Understanding atomic structure is foundational to the study of inorganic chemistry. Every element is made up of atoms, which consist of a nucleus containing protons and neutrons, surrounded by electrons that occupy defined energy levels or orbitals. Over time, scientific models of the atom have evolved, from Dalton's solid sphere model to Thomson's plum pudding model, and then to Rutherford's nuclear model. The most accepted model today is the quantum mechanical model, which describes electron behavior in terms of probabilities and wavefunctions rather than fixed orbits. Electrons are arranged in shells and subshells, and their distribution is described by electron configurations. This configuration determines how atoms interact, bond, and behave chemically.

The periodic table is a systematic arrangement of elements based on their atomic number, electron configuration, and recurring chemical properties. Its structure reveals important periodic trends that influence the behavior of elements. For instance, atomic radius decreases across a period from left to right due to increasing nuclear charge, while it increases down a group as additional electron shells are added. Ionization energy, or the energy required to remove an electron, increases across a period and decreases down a group. Electronegativity, which describes an atom's ability to attract electrons in a bond, follows a similar trend. These periodic trends are crucial for predicting reactivity and bonding patterns.

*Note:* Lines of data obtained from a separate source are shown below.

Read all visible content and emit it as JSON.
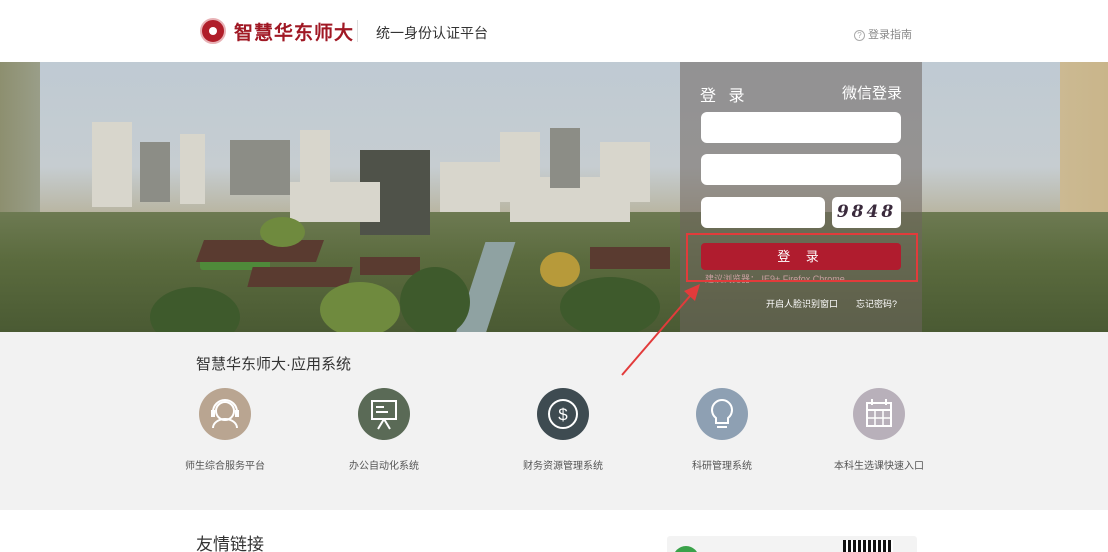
{
  "header": {
    "logo_text": "智慧华东师大",
    "platform_title": "统一身份认证平台",
    "help_label": "登录指南",
    "help_icon": "question-circle-icon"
  },
  "login": {
    "title": "登 录",
    "wechat_label": "微信登录",
    "username_value": "",
    "password_value": "",
    "captcha_input_value": "",
    "captcha_text": "9848",
    "submit_label": "登 录",
    "browser_tip": "建议浏览器：",
    "browser_list": "IE9+  Firefox  Chrome",
    "face_window_label": "开启人脸识别窗口",
    "forgot_label": "忘记密码?"
  },
  "apps": {
    "title": "智慧华东师大·应用系统",
    "items": [
      {
        "label": "师生综合服务平台",
        "icon": "headset-support-icon"
      },
      {
        "label": "办公自动化系统",
        "icon": "presentation-board-icon"
      },
      {
        "label": "财务资源管理系统",
        "icon": "dollar-coin-icon"
      },
      {
        "label": "科研管理系统",
        "icon": "lightbulb-icon"
      },
      {
        "label": "本科生选课快速入口",
        "icon": "calendar-grid-icon"
      }
    ]
  },
  "links": {
    "title": "友情链接"
  },
  "colors": {
    "brand_red": "#b01c2e",
    "highlight_red": "#e23b3b"
  }
}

The periodic table is divided into blocks (s, p, d, and f) based on electron configuration, and into groups and periods that classify elements with similar characteristics. The alkali metals, for example, are found in Group 1 and are highly reactive, especially with water. The noble gases in Group 18 are inert due to their full valence shells. Transition metals, located in the d-block, are known for their ability to form colored compounds and multiple oxidation states.